Merdivenden inerken Can'ın sesini duymuştum. Hemen geri merdivenleri çıkıp onun odasına girdim. Beşiğinde ağlayan Can'ı kucağıma aldım. "Kimse sana bakmadı mı?" dedim. ve onu susturmaya çalıştım. "Uyandı mı? Mutfakta mamasını hazırlıyordum." diyen sese döndüm. "Boran'ın nereye gittiğini biliyor musun?" diye sordum. "Sabah erkenden kalktı. Kahvaltısını yaptı çıktı." demişti. "Sen Can'ı tutar mısın? Boran'ı arayıp nerede olduğunu sorayım." dedim. Can'ı, Zilan'a vermiş ve odama gitmiştim. Telefondan Boran'ın numarasını bulup aradım. Bir kaç saniye sonra telefonu açmıştı.
"Efendim gülüm." demişti. "Boran bitanem nereye gittin?" diye sordum. "Şirkete geldim. İşlerim vardı. Birazdan evde olurum." dedi. "Bana haber vermeyince merak ettim." dedim. "Önemli bir şey değil. İşlerimi halledince döneceğim." demiş ve telefonu kapatmıştı. Telefonu komodinin üstüne koymuş, odadan çıkmıştım. Zilan, Can'ı aşağıya götürdüğü içinde bende aşağıya inmiştim. Can pusetinde yatmış, mamasını içiyordu. Küçücük elleriyle biberon şişesini tutuyordu. Sütüm gelmediği ve yetmediği zamanlarda Can hazır mama içiyordu.
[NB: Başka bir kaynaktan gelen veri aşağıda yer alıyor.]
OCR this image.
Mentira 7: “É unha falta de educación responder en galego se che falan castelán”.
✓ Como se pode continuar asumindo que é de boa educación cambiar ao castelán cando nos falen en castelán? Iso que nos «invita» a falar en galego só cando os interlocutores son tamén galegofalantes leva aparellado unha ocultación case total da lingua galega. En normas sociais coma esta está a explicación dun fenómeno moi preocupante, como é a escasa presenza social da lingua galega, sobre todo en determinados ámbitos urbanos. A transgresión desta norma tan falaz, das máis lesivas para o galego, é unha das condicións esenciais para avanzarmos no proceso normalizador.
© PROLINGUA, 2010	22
"Hadi sende otur. Kahvaltı yapalım." dedim ve Zilan'a baktım. Kendine de çay koymuş, geçip karşıma oturmuştu. Kahvaltı yapmaya başlamıştık. Zilan'ın anne ve babası trafik kazasında vefat etmişti. Zilan'a amca ve yengesi bakmıştı. Küçük yaşlarda bazı kişilerin tacizine uğramıştı. Günlerce ağlamış uyku uyumamış, sonunda bir ip almış ve intihar etmeye karar vermiş ama canına kıyamamış. Bunları bana anlatırken sanki yeniden yaşıyor gibi tiksintiyle anlatmıştı. Sonunda da dayanamayıp ağlamıştı. Bende onunla birlikte ağlamıştım.
Şuan aslında karşımda yaralı bir insan vardı. Bedenen yara almamıştı belki ama ruhen acı çekiyordu.
"Eline sağlık." dedim ve masadan kalktım. "Afiyet olsun." demişti. Puseti almış ve mutfaktan çıkmıştım. Salona girince Can'ı kucağıma almış, koltuğa oturmuştum. "Anne seni emzirmeyi özledi." demiş ve onu emzirmeye başlamıştım. Süt dolunca göğüslerim şişmişti. Bazen ağrı yapıyor bazen de göğüslerimden süt akıyordu. Bende bazı günler o durumlarda sütümü sağıp paketlere koyuyordum. Evde olmadığım bazı zamanlarda Zilan o sütleri Can'a biberonla veriyordu. Can doymak bilmeyen bir çocuk olduğundan ona süt ve mama zor yetişiyordu. Ee haliylen bezde yetişmiyordu.
Boran'a yapacağım intikam planı için bir şeyler düşünmeye başlamıştım. Acaba ona ne yapsam da o günün intikamını alsam? Resmen beni o gün tam zirveye getirmiş, sonrada gitmişti. Bende ona öyle bir şey yapmalıydım ki benimle uğraşmak ne demek görsün. Ama ne yapacaktım? Dolabı açmış kıyafetlerime bakmaya başlamıştım. Bir zamanlar aldığım ama hiç giymediğim bir gecelik gözüme çarpmıştı. Siyah tül ve etek kısmındaki fırfırları kırmızı olan bir gecelikti. Bunu hangi kafayla ne zaman aldım onun bile hatırlamıyordum.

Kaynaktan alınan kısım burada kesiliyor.